As the classic tale of a newcomer trying to fit in, New Canadian Kid approaches the concept of immigration by allowing the audience to see life through the eyes of recent immigrants. One of the most produced Canadian plays, New Canadian Kid is playing at Storybook Theatre from Sept. 20 to Oct. 5.
The play follows Nick, a young boy who immigrated to Canada from the fictional nation of Homeland, as he struggles to fit into a new culture and learn a new language. The play delves into some common themes of racism, tolerance, homesickness, bullying and acceptance. The story centres around Nick and two of his classmates: his new friend Mencha and the bully Mug. Nick’s mother represents the difficulties faced by adults in a new country, such as struggling with unemployment and feeling inadequate due to a language barrier.
On stage, Nick and his mother speak English but all the Canadians speak gibberish, giving the audience an opportunity to experience events through an immigrant’s perspective. The gibberish language is highly developed using words from other languages. It is understandable to an extent so that the audience can still understand other characters’ frustrations. The effect is lost however when some characters over act — as though forcing the audience to understand when they’re really not meant to. Although comical to watch, the play seems unrealistic because most people don’t behave in that manner while trying to communicate.
There was potential for Mug’s character to add more depth to the play if they had developed him more and explored the reasons he became a bully. At some points, there are hints at underlying motives but they are never followed through. Mug remains an archetype character that is unnecessarily mean just to further the plot and who magically reforms at the end.
The set and costumes were composed of bright colours and sharp lines that attract the audience’s attention without overshadowing the actors. The chairs and tables look more like Tetris blocks rather than something someone would willingly sit on but they do a good job of showing how common furniture in one culture may look bizarre to others.

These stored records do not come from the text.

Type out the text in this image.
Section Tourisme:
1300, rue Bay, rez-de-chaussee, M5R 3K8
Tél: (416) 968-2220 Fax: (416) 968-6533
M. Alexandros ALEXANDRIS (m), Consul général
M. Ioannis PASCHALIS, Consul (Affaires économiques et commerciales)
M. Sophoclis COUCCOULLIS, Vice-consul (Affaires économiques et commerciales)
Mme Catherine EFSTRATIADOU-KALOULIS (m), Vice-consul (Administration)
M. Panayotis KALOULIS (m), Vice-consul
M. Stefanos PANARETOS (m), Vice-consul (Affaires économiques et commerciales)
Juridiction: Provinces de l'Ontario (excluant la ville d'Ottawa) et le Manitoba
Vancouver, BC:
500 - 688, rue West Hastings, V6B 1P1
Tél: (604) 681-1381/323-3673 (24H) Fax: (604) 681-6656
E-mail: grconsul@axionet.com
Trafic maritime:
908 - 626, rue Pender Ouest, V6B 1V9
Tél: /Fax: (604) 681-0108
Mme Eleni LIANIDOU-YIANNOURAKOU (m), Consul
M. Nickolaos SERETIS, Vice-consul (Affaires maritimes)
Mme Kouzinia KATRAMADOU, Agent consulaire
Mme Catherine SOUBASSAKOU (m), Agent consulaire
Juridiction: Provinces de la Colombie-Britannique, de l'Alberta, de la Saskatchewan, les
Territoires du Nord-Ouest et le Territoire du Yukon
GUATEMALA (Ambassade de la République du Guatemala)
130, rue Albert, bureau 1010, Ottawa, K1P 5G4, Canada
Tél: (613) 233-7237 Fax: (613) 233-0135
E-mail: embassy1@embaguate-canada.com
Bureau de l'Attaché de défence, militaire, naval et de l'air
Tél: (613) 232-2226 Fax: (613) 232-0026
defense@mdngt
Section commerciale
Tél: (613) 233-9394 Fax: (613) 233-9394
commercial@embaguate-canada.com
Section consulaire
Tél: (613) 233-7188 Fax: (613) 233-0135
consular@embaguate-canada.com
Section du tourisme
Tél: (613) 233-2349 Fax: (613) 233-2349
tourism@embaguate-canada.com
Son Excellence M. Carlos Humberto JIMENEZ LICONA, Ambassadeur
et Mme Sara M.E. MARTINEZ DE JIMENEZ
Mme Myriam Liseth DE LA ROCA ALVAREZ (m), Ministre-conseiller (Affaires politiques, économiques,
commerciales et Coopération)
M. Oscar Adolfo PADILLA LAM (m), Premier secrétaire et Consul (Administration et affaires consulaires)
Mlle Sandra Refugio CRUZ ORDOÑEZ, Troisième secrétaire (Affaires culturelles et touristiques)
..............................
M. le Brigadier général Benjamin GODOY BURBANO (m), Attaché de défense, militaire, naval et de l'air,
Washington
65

The play lacks a real resolution. While some may claim that it ends abruptly, the open ending was more realistic than a happy ending. Adapting to a new environment is a long process and has lasting effects that cannot be completely resolved within a one-act play. Overall, was a rather predictable feel-good play that tried to address some heavy topics in a light manner and is relatable to almost anyone who has ever felt like the new kid.